Omaha stage resonates with current big leaguers
SAN DIEGO -- It's been more than 10 years now, but Huston Street's eyes light up as though the moment took place only yesterday.
It was Game 2 of the Tallahassee Super Regional between his Texas Longhorns and the Florida State Seminoles. The tying run was on second base for FSU with two outs, and a return trip to the College World Series was on the line for Texas. The batter chopped a ground ball back to the mound, and Street -- now the closer for the Padres -- turned to throw to his first baseman and close friend Curtis Thigpen.
"I can remember his face as I'm running toward him," Street said with a heavy air of nostalgia. "We're both smiling. That's the moment. I remember tossing him the ball. I don't even know if he looked at the ball. He caught it, of course, and we hugged. I just remember when I hugged him, he and I both said it to each other: 'We did it. We're going back. We're going to Omaha.'"
This past weekend, eight teams were lucky enough to enjoy that same special moment, and the 67th edition of the College World Series kicks off Saturday, when Mississippi State and Oregon State square off at 3 p.m. ET. It's a sporting event loaded with history, and much of that recent history features current Major Leaguers who shined on college baseball's biggest stage.
The list of All-Stars who played in Omaha includes Miami's Ryan Braun, now with the Brewers; Oregon State's Jacoby Ellsbury, now with the Red Sox; Auburn's Tim Hudson, now with the Braves; Rice's Lance Berkman, now with the Rangers; Long Beach State's Jason Giambi, now with the Indians; and Tennessee's Todd Helton, now with the Rockies.
Also on that list is Street, who was named the Most Outstanding Player of the 2002 event, which the Longhorns won, 12-6, over South Carolina. He also advanced to Omaha in '03 and '04. And when the NCAA released its CWS Legends Team in 2010, Street was listed as one of the five all-time pitchers.
But to Street and to many others, the trips to Omaha were about more than wins and losses. They were about the relationships built with their college teammates.
"That nucleus -- we're all still friends, we're all still bonded," Street said. "You can name all of them. I've played on 10 more teams since then and played with 50 teammates a year. To be able to distinctly remember who played what position and when they got big hits -- that's how much it meant."
There's still plenty of pride among current Major Leaguers in relation to their alma maters.

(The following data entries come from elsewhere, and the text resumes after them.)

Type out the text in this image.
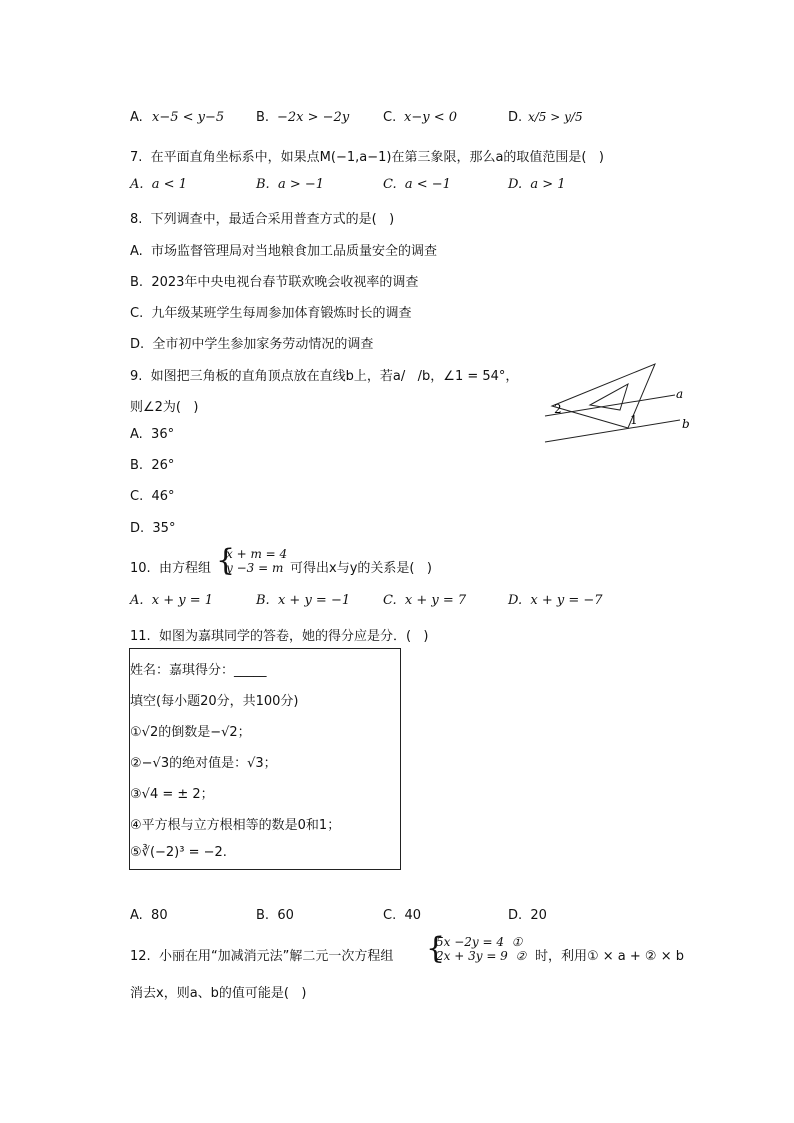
A. x−5 < y−5 B. −2x > −2y	C. x−y < 0	D. x/5 > y/5
7.  在平面直角坐标系中，如果点M(−1,a−1)在第三象限，那么a的取值范围是(   )
A.  a < 1	B.  a > −1	C.  a < −1	D.  a > 1
8.  下列调查中，最适合采用普查方式的是(   )
A.  市场监督管理局对当地粮食加工品质量安全的调查
B.  2023年中央电视台春节联欢晚会收视率的调查
C.  九年级某班学生每周参加体育锻炼时长的调查
D.  全市初中学生参加家务劳动情况的调查
9.  如图把三角板的直角顶点放在直线b上，若a/   /b，∠1 = 54°，
则∠2为(   )
A.  36°
B.  26°
C.  46°
D.  35°
2
1
a
b
10.  由方程组 {
x + m = 4
y −3 = m 可得出x与y的关系是(   )
A.  x + y = 1	B.  x + y = −1	C.  x + y = 7	D.  x + y = −7
11.  如图为嘉琪同学的答卷，她的得分应是分．(   )
姓名：嘉琪得分：_____
填空(每小题20分，共100分)
①√2的倒数是−√2；
②−√3的绝对值是：√3；
③√4 = ± 2；
④平方根与立方根相等的数是0和1；
⑤∛(−2)³ = −2.
A.  80	B.  60	C.  40	D.  20
12.  小丽在用“加减消元法”解二元一次方程组 {
5x −2y = 4  ①
2x + 3y = 9  ② 时，利用① × a + ② × b
消去x，则a、b的值可能是(   )
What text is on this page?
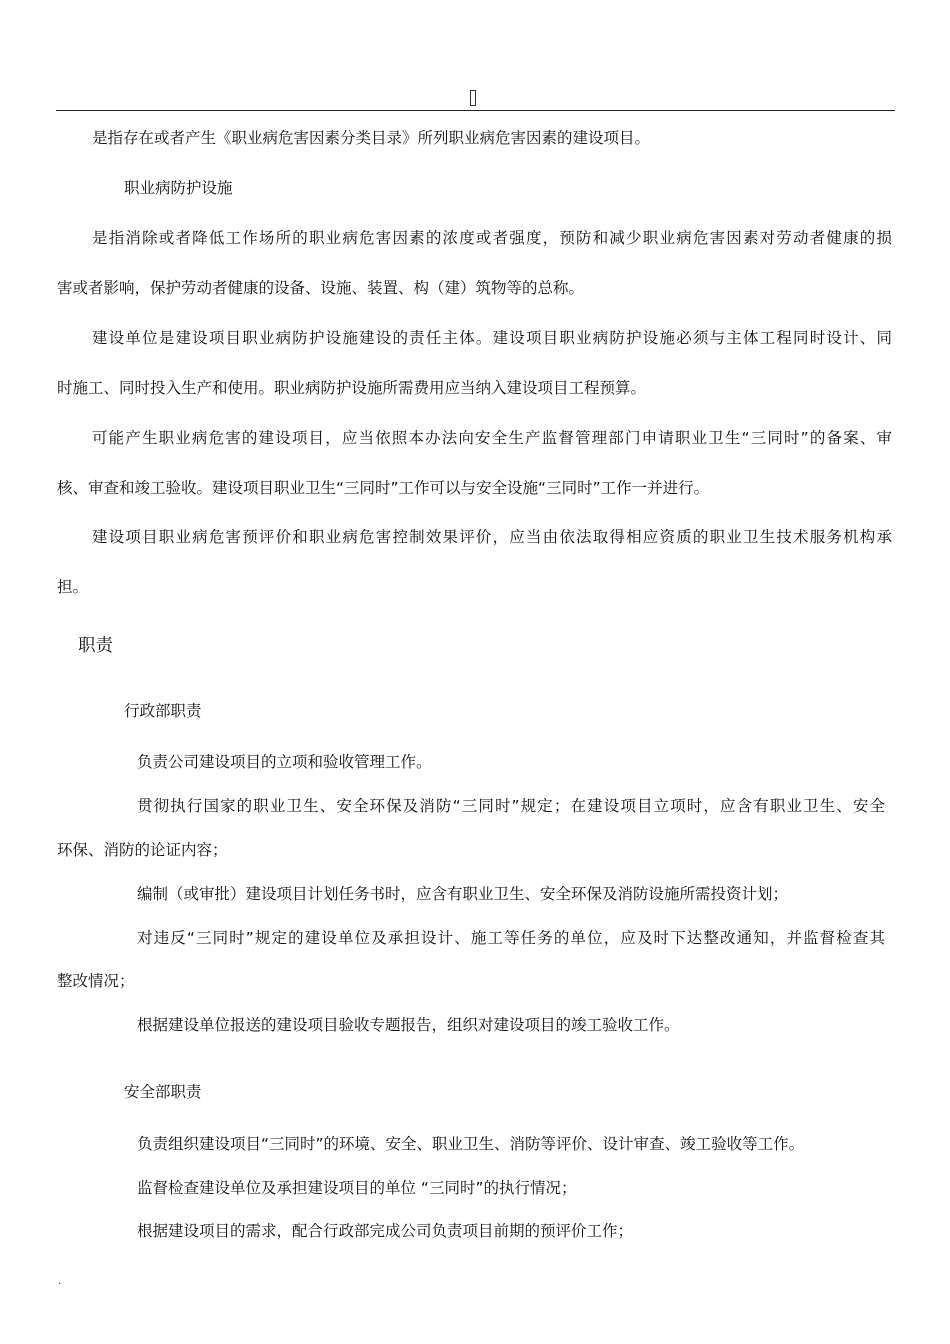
是指存在或者产生《职业病危害因素分类目录》所列职业病危害因素的建设项目。
职业病防护设施
是指消除或者降低工作场所的职业病危害因素的浓度或者强度，预防和减少职业病危害因素对劳动者健康的损
害或者影响，保护劳动者健康的设备、设施、装置、构（建）筑物等的总称。
建设单位是建设项目职业病防护设施建设的责任主体。建设项目职业病防护设施必须与主体工程同时设计、同
时施工、同时投入生产和使用。职业病防护设施所需费用应当纳入建设项目工程预算。
可能产生职业病危害的建设项目，应当依照本办法向安全生产监督管理部门申请职业卫生“三同时”的备案、审
核、审查和竣工验收。建设项目职业卫生“三同时”工作可以与安全设施“三同时”工作一并进行。
建设项目职业病危害预评价和职业病危害控制效果评价，应当由依法取得相应资质的职业卫生技术服务机构承
担。
职责
行政部职责
负责公司建设项目的立项和验收管理工作。
贯彻执行国家的职业卫生、安全环保及消防“三同时”规定；在建设项目立项时，应含有职业卫生、安全
环保、消防的论证内容；
编制（或审批）建设项目计划任务书时，应含有职业卫生、安全环保及消防设施所需投资计划；
对违反“三同时”规定的建设单位及承担设计、施工等任务的单位，应及时下达整改通知，并监督检查其
整改情况；
根据建设单位报送的建设项目验收专题报告，组织对建设项目的竣工验收工作。
安全部职责
负责组织建设项目“三同时”的环境、安全、职业卫生、消防等评价、设计审查、竣工验收等工作。
监督检查建设单位及承担建设项目的单位 “三同时”的执行情况；
根据建设项目的需求，配合行政部完成公司负责项目前期的预评价工作；
.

When Street begins to talk about "bleeding orange," current teammate Mark Kotsay playfully shouts across the room, reminding Street that his Cal-State Fullerton squad won the title in 1995.
That year, Kotsay went on to win the tournament's MOP as both an outfielder and a closer, recording the final five outs of the title game against USC. But for Kotsay, like Street, it's the memories of his time spent with his teammates that ring truest.
"The group of guys that I played with in college were phenomenal, outstanding," Kotsay said. "What I miss the most is just the close bond that you get when you spend time together when you're 18, 19, 20, with a group of guys who you set out to accomplish a goal with."
White Sox manager Robin Ventura is a bit of a College World Series legend. After all, it was in Omaha in 1987 where he extended his record hitting streak to 58 games and later helped his Oklahoma State Cowboys advance to the finals. He was also named to the All-Tournament team in 1986 as a freshman.
"It was a great event. I loved going to that place," Ventura recalled. "It's one of those ... hidden gem of tournaments. People talk about Final Fours and bowl games. But if you like baseball, it's a great event to go to."
Hudson agreed with Ventura, noting he'll find time to watch the tournament during his down time over the next couple weeks, saying, "I'm a baseball fan at heart, and that's some great baseball."
In 1997, Hudson led the Auburn Tigers to their fourth -- and most recent -- CWS appearance, going 15-2 with a 2.97 ERA, while pitching in a tough Southeastern Conference.
"Your season's not really ending in too much disappointment when you get to go to Omaha," Hudson said. "Obviously, you'd love to win it, but if you don't win it, there's still a sense of success there for the year. It's cool. Honestly, that was my best baseball experience up until I got to the big leagues."
For Street, the College World Series is one of the purest forms of team baseball on the planet. As much as he loves playing pro ball, he's quick to note that successes and failures in college aren't quite as tied into one's livelihood. The victories are purely about the team and the university.
So where does advancing to Omaha and eventually winning a title rank on Street's list of accomplishments?
"I haven't been to the World Series, but I've been to an All-Star Game," Street said. "It's every bit as exciting as the All-Star Game. The All-Star Game is more of an individual achievement.
"In Omaha, you go as a team, you celebrate as a team, you enjoy it with your team. Those teams, those moments are always special."